We use a Kafka connector on our gateways to produce log messages to an Azure Event Hubs instance. An online resize of the Event Hub service was performed to give it more processing power and its partition number also went up, triggering the following errors in our ssg logs:
2025-06-05T02:06:06.641-0300 WARNING 83384 org.apache.kafka.clients.producer.internals.Sender: [Producer clientId=l7kafka:producer:PRODUCER Azure Log Event Hub PRD:2127975773:5EDITED851fbb85592fc4EDITEDba26d7] Got error produce response with correlation id 2872 on topic-partition log_apim_02-43, retrying (0 attempts left). Error: REPLICA_NOT_AVAILABLE
2025-06-05T02:06:06.641-0300 WARNING 83384 org.apache.kafka.clients.producer.internals.Sender: [Producer clientId=l7kafka:producer:PRODUCER Azure Log Digital Event Hub PRD:2127975773:5EDITED851fbb85592fc4EDITEDba26d7] Received invalid metadata error in produce request on partition log_apim_02-43 due to org.apache.kafka.common.errors.ReplicaNotAvailableException: The replica is not available for the requested topic-partition. Produce/Fetch requests and other requests intended only for the leader or follower return NOT_LEADER_OR_FOLLOWER if the broker is not a replica of the topic-partition.. Going to request metadata update now
2025-06-05T02:06:06.799-0300 WARNING 83384 org.apache.kafka.clients.producer.internals.Sender: [Producer clientId=l7kafka:producer:PRODUCER Azure Log Digital Event Hub PRD:22127975773:5EDITED851fbb85592fc4EDITEDba26d7] Received invalid metadata error in produce request on partition log_apim_02-43 due to org.apache.kafka.common.errors.ReplicaNotAvailableException: The replica is not available for the requested topic-partition. Produce/Fetch requests and other requests intended only for the leader or follower return NOT_LEADER_OR_FOLLOWER if the broker is not a replica of the topic-partition.. Going to request metadata update now
We tried to do a "disable/enable" of the connector without success and everything went back to normal only after restarting our SSG instances.
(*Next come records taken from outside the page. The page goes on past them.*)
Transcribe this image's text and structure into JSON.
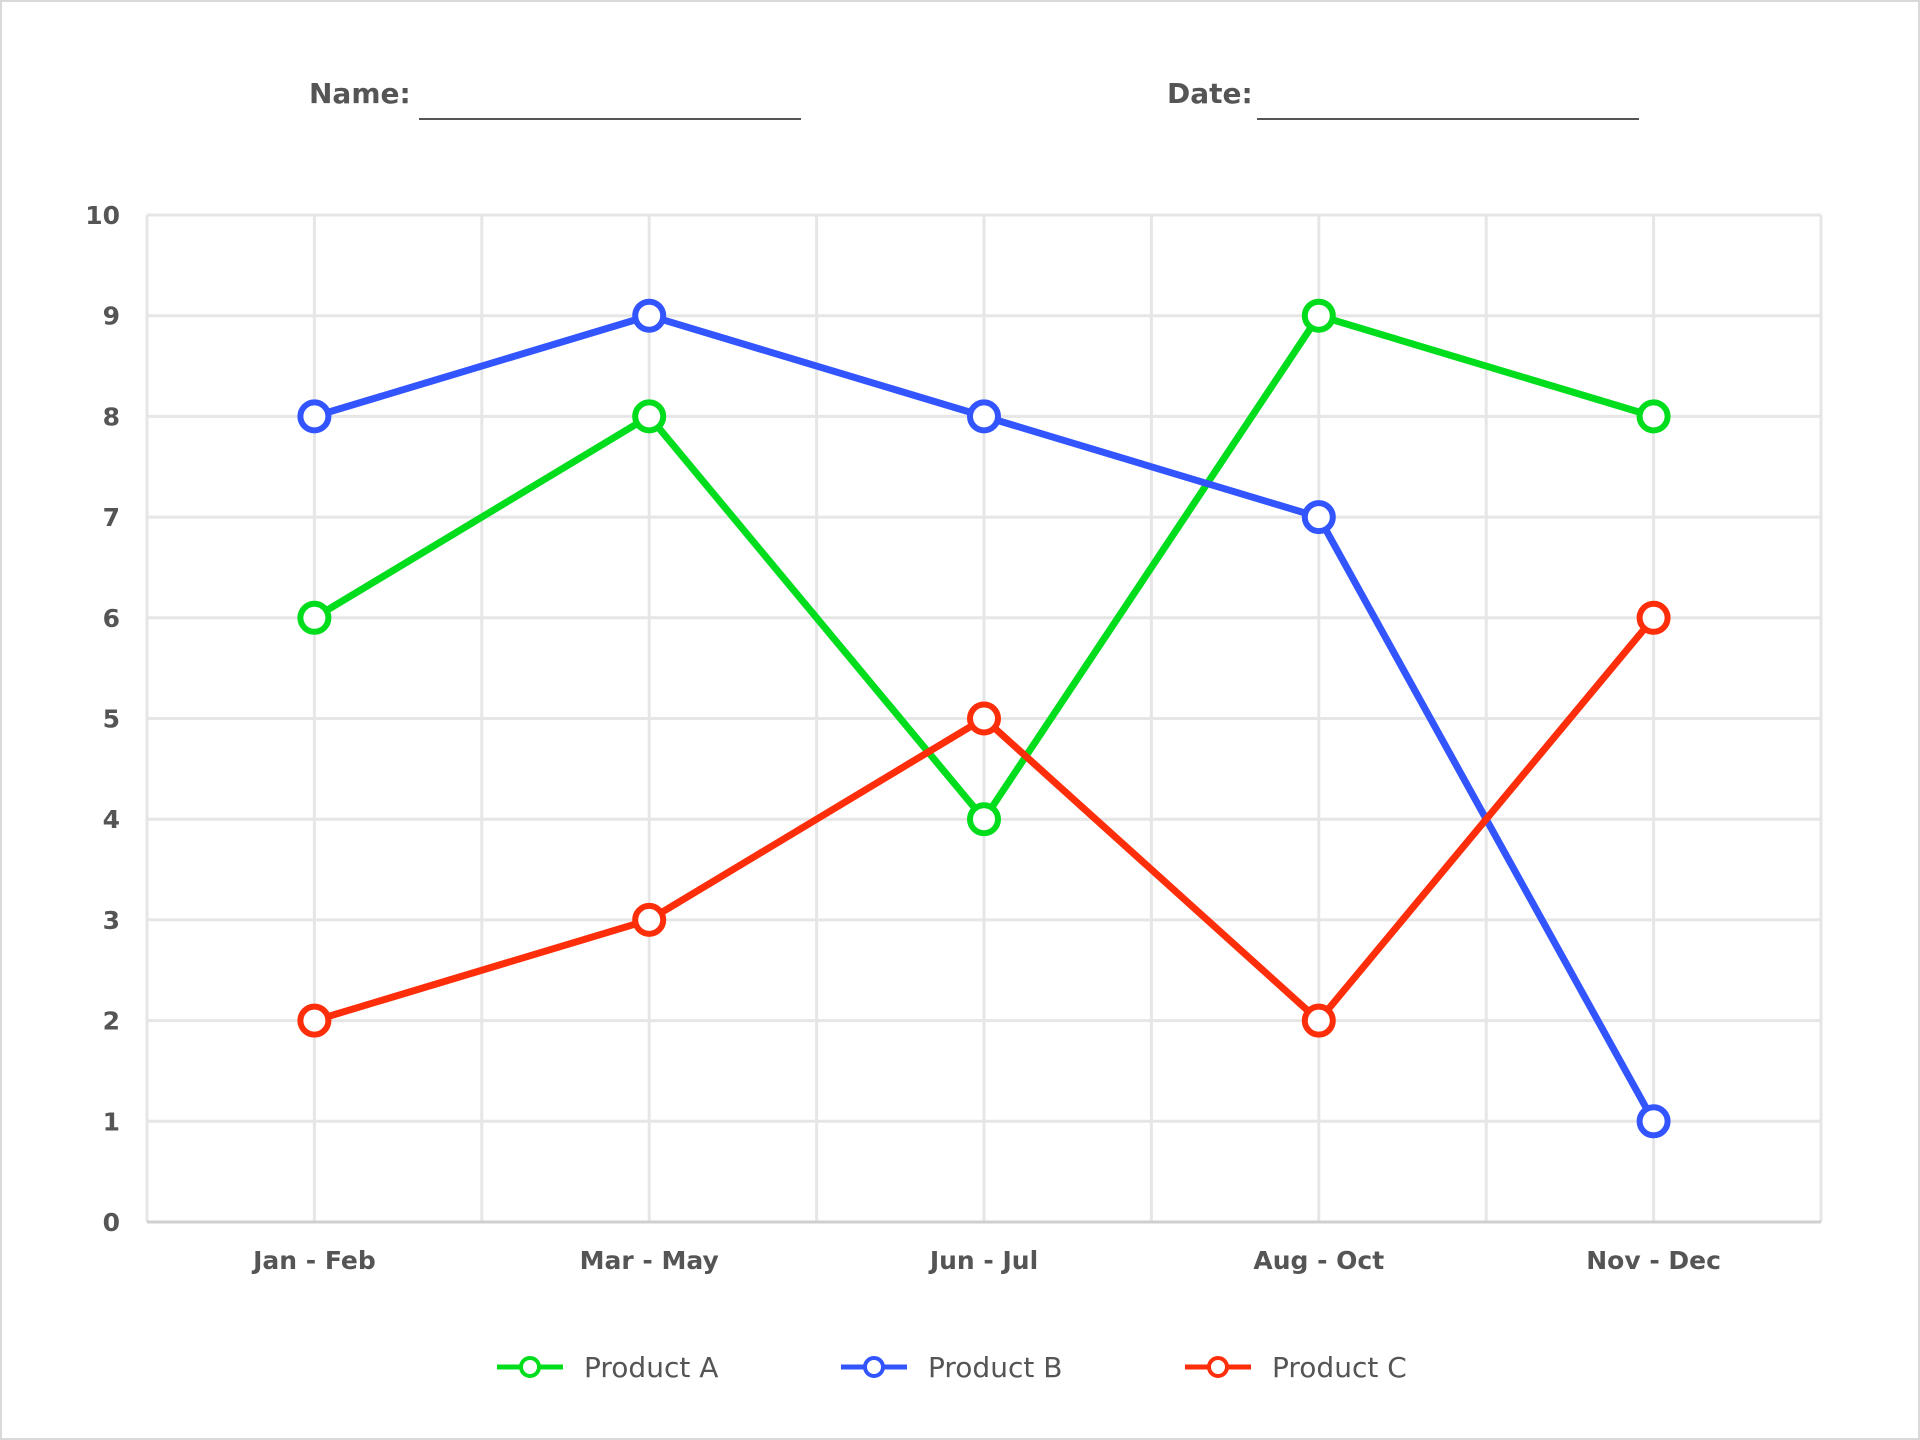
{
  "form": {
    "name_label": "Name:",
    "date_label": "Date:"
  },
  "colors": {
    "product_a": "#00dd1c",
    "product_b": "#3355ff",
    "product_c": "#ff2e0a",
    "grid": "#e6e6e6",
    "axis": "#cfcfcf",
    "text": "#555555"
  },
  "chart_data": {
    "type": "line",
    "title": "",
    "xlabel": "",
    "ylabel": "",
    "categories": [
      "Jan - Feb",
      "Mar - May",
      "Jun - Jul",
      "Aug - Oct",
      "Nov - Dec"
    ],
    "ylim": [
      0,
      10
    ],
    "yticks": [
      0,
      1,
      2,
      3,
      4,
      5,
      6,
      7,
      8,
      9,
      10
    ],
    "grid": true,
    "marker": "hollow-circle",
    "legend_position": "bottom",
    "series": [
      {
        "name": "Product A",
        "color": "#00dd1c",
        "values": [
          6,
          8,
          4,
          9,
          8
        ]
      },
      {
        "name": "Product B",
        "color": "#3355ff",
        "values": [
          8,
          9,
          8,
          7,
          1
        ]
      },
      {
        "name": "Product C",
        "color": "#ff2e0a",
        "values": [
          2,
          3,
          5,
          2,
          6
        ]
      }
    ]
  }
}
Is this the expected behavior or if is there any kind of configuration on the gateway side to make this connector more resilent?
Currently the Kafka producer options we set are:
max.block.ms=5000
metadata.max.age.ms=1000
producer.sasl.mechanism=PLAIN
producer.security.protocol=SASL_SSL
CA API Gateway 11.x
The Gateway needs to be restarted in cases like MySQL file sizing, new certificates, installing a patch, etc.
An activity like the Event Hub partition resizing would require a restart of the gateway.
Also, Microsoft has informed that clients need to be restarted because event hubs are not really Kafka servers, so they don't implement a lot of the Kafka features in their listener.